Il responsabile della CN Consulting, partner d’eccellenza del Globo Center di L’Aquila in quanto a manifestazioni di carattere schiettamente spettacolare, Cristian Narducci, ascoltato da [i]IlCapoluogo.it[/i] sull’evento dell’anno, dichiara: «Da aquilano di origine, ho sempre avuto un occhio di riguardo per la mia città. Domenica, una fiumana di gente proveniente da tutta Italia si darà appuntamento nel capoluogo d’Abruzzo per partecipare ad una delle ultime tappe targate Mediaset. Ci aspettiamo il pienone già a partire da domani mattina presto; qualche aquilano potrebbe provare a cambiare i connotati della propria esistenza, cercando di oltrepassare il muro della non notorietà». Per far fronte all’ondata di gente in arrivo già a partire dalle prime ore della mattinata di domani, il Globo Center di L’Aquila dedicherà un’intera area centrale di canalizzazione per il flusso pedonale – una sorta di corsia preferenziale collegata al Gazebo di selezione – per accogliere gli aspiranti coinquilini della Casa-vetrina d’Italia per eccellenza. «E’ stato incrementato, inoltre, in maniera molto ampia – spiega Cristian – il servizio di sicurezza interno del Centro Commerciale. Presenze immancabili nella struttura, i defibrillatori e un’ambulanza: il tutto è stato approntato affinché si possa rimediare anche alle brutte sorprese. Abbiamo previsto anche del personale di Protezione Civile addestrato per il servizio di primo soccorso».

«Sicuramente sarà un evento che sconquasserà non poco il quieto vivere della città alla quale sono particolarmente affezionato. – aggiunge Cristian – Suspense per una delle ultime chiamate alla TV». La casa del Grande Fratello aprirà i battenti ufficialmente il giorno 21 settembre: manca poco, quindi, alla composizione definitiva del cast della Casa 2015. «Domenica, – conclude – si cercherà di dare un po’ di visibilità a tutti coloro che scavalcheranno le ‘frontiere’ del Globo Center per permettere a tutti di avere una chance». Cristian parla di una politica – adottata dal Globo Center di L’Aquila – che fa rima con incremento delle occasioni di socialità e visibilità territoriali: «Personaggi del mondo paillettato dello spettacolo, voci e volti più o meno noti, attraggono e non annoiano mai. Il Globo Center, in questo, si configura come una punta di diamante poiché attraverso la realizzazione di giornate a tema di questo tenore, mira ad espandere la socialità ambiziosa di L’Aquila e, di conseguenza, la sua curiosità. Entrare all’interno della Casa, si configura, oggi come oggi, anche come un’ambizione economica».
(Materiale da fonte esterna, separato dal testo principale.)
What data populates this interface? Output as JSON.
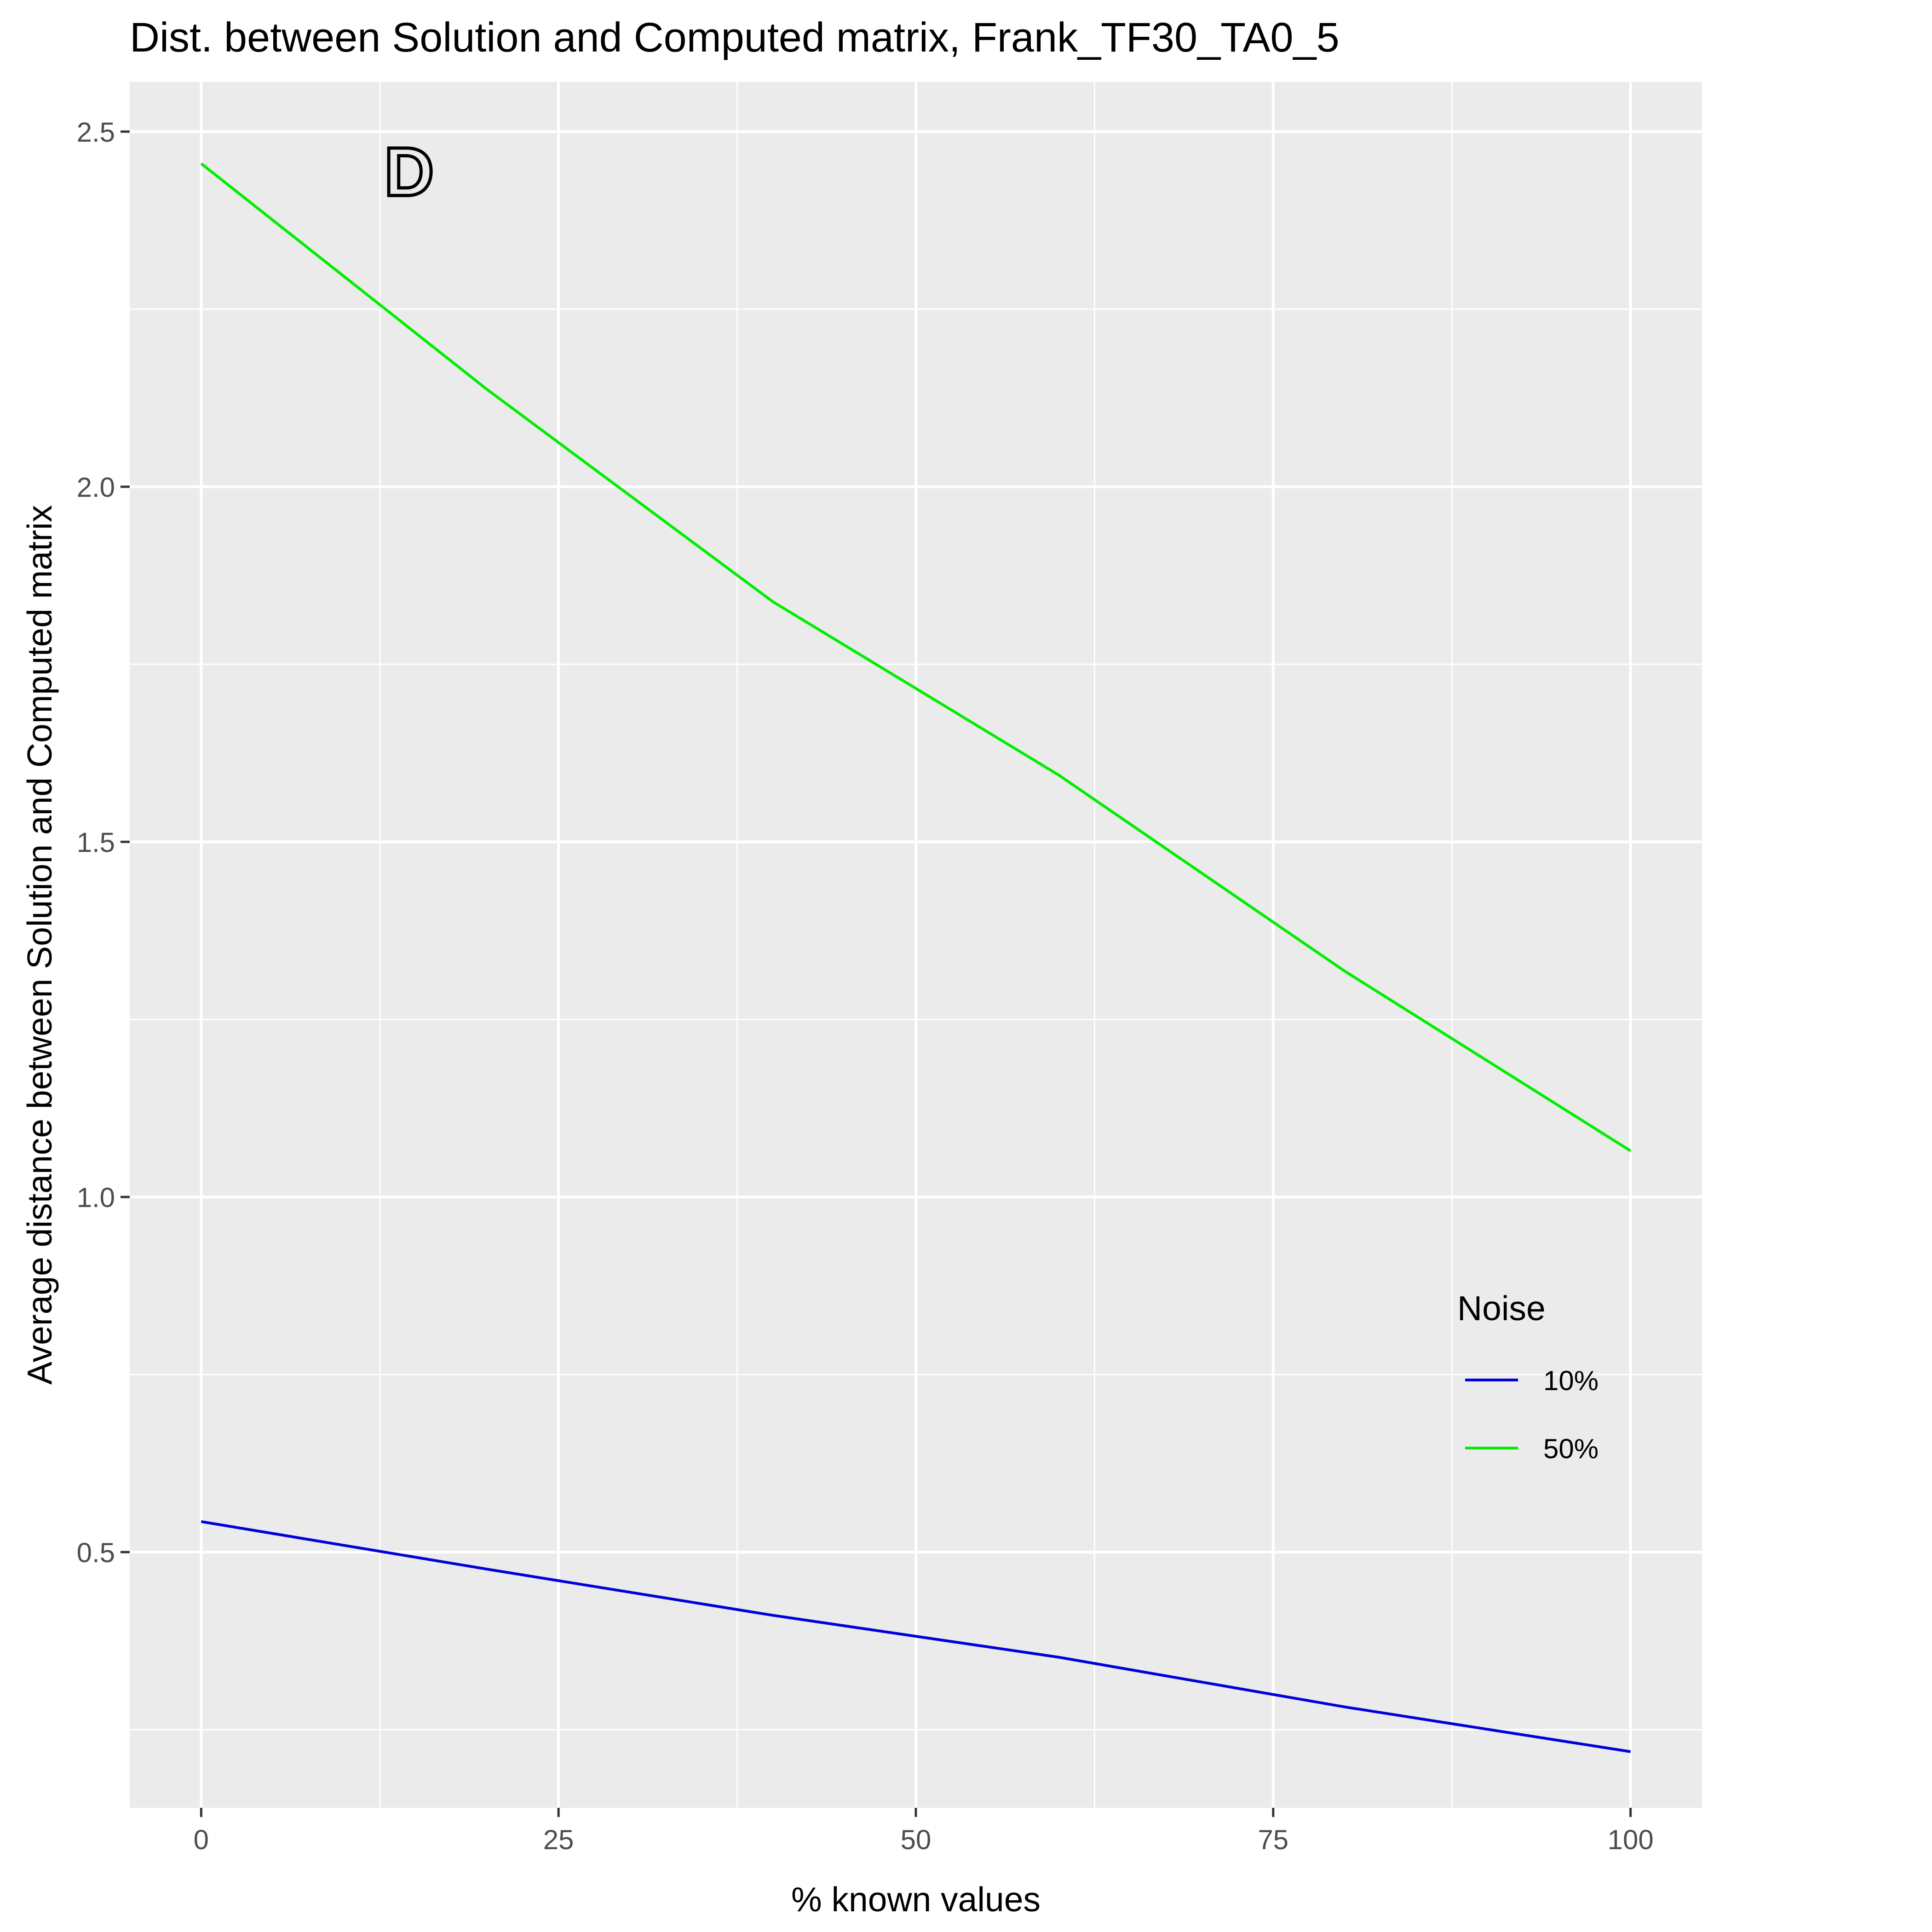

Qualcuno dello staff del Globo Center proverà a staccare un biglietto di sola andata per il grande schermo nazionale? «Ne sarei felice – sorride Cristian – anche se so che i nostri ragazzi si atterranno, quel giorno, sicuramente ai soli aspetti professionali; ma se qualcuno dovesse varcare la soglia del salotto più spiato d’Italia, non posso che esserne contento: il destino non si nega mai a nessuno».
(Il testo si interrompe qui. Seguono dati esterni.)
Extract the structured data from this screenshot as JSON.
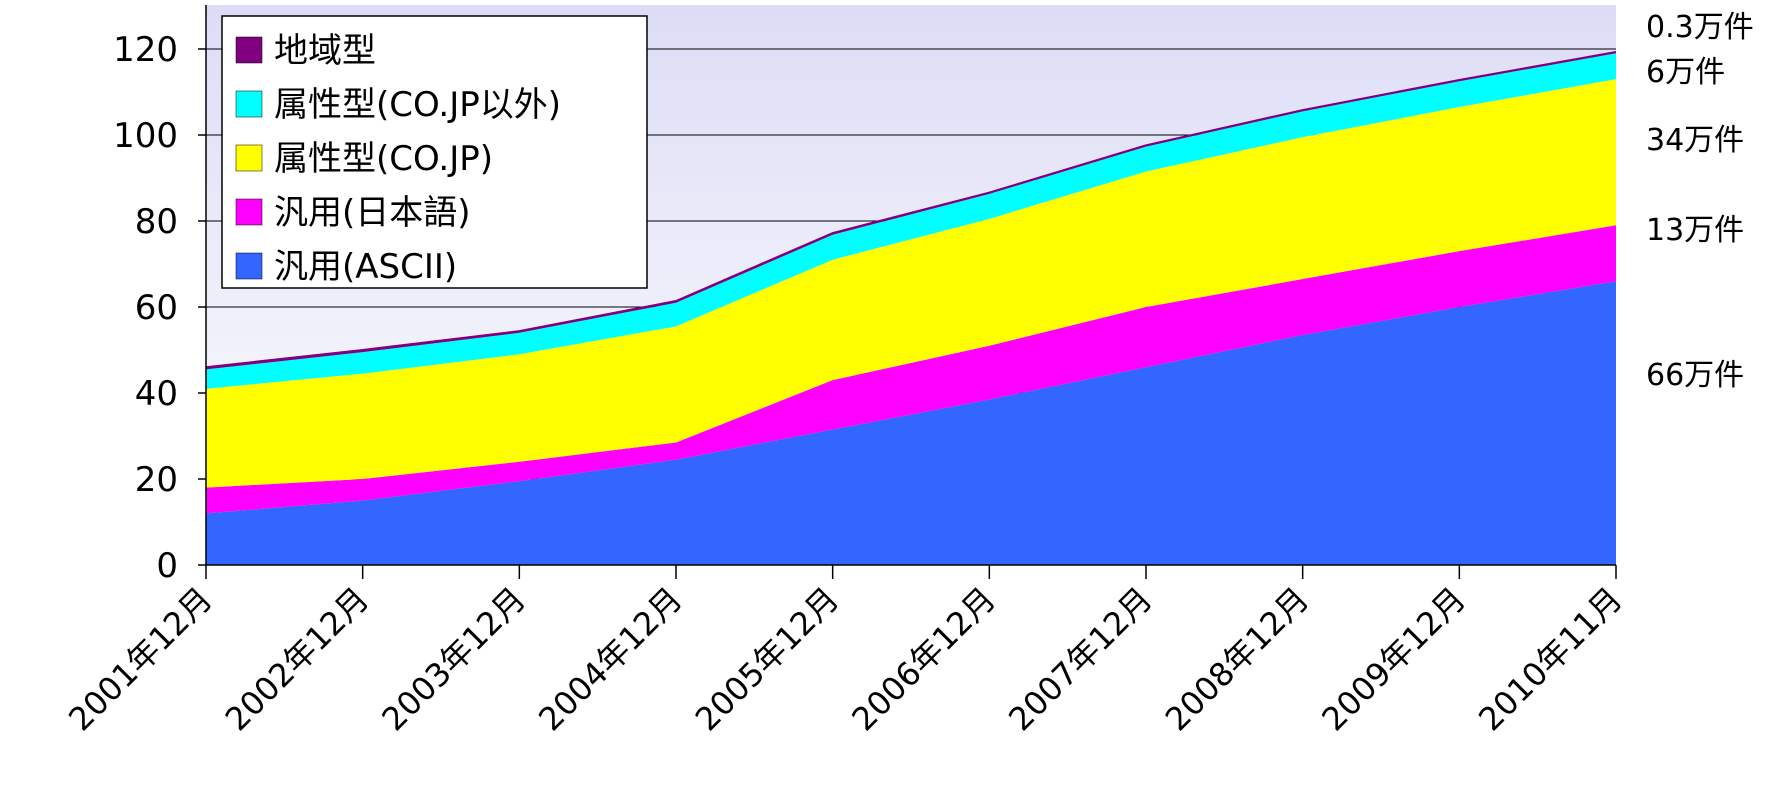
{
  "chart_data": {
    "type": "area",
    "stacked": true,
    "categories": [
      "2001年12月",
      "2002年12月",
      "2003年12月",
      "2004年12月",
      "2005年12月",
      "2006年12月",
      "2007年12月",
      "2008年12月",
      "2009年12月",
      "2010年11月"
    ],
    "ylim": [
      0,
      130
    ],
    "yticks": [
      0,
      20,
      40,
      60,
      80,
      100,
      120
    ],
    "grid": true,
    "legend_position": "top-left",
    "series": [
      {
        "name": "汎用(ASCII)",
        "color": "#3366ff",
        "values": [
          12,
          15,
          19.5,
          24.5,
          31.5,
          38.5,
          46,
          53.5,
          60,
          66
        ]
      },
      {
        "name": "汎用(日本語)",
        "color": "#ff00ff",
        "values": [
          6,
          5,
          4.5,
          4,
          11.5,
          12.5,
          14,
          13,
          13,
          13
        ]
      },
      {
        "name": "属性型(CO.JP)",
        "color": "#ffff00",
        "values": [
          23,
          24.5,
          25,
          27,
          28,
          29.5,
          31.5,
          33,
          33.5,
          34
        ]
      },
      {
        "name": "属性型(CO.JP以外)",
        "color": "#00ffff",
        "values": [
          4.5,
          5,
          5,
          5.5,
          5.8,
          5.8,
          5.8,
          6,
          6,
          6
        ]
      },
      {
        "name": "地域型",
        "color": "#800080",
        "values": [
          0.5,
          0.5,
          0.4,
          0.4,
          0.4,
          0.3,
          0.3,
          0.3,
          0.3,
          0.3
        ]
      }
    ],
    "end_labels": [
      "0.3万件",
      "6万件",
      "34万件",
      "13万件",
      "66万件"
    ]
  }
}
La caccia è aperta: solo chi accetta la sfida, impara a sfondare. La porta è solo l’inizio; al di là di essa: la stanza in penombra delle opportunità da mille e una notte. La magia metafisica di un minuto di gloria vissuto in TV è ancora il fil rouge della generazione odierna? Al giorno d’oggi, basta un solo gesto, improvvisato bene, per entrare a far parte della memoria eterna dei telespettatori, promessi fan del futuro. Fra il successo di pubblico e lo sberleffo nazionale, vi passa la cruna di un ago. Si spera solo che gli aquilani sappiano infilarvi il filo del colore giusto.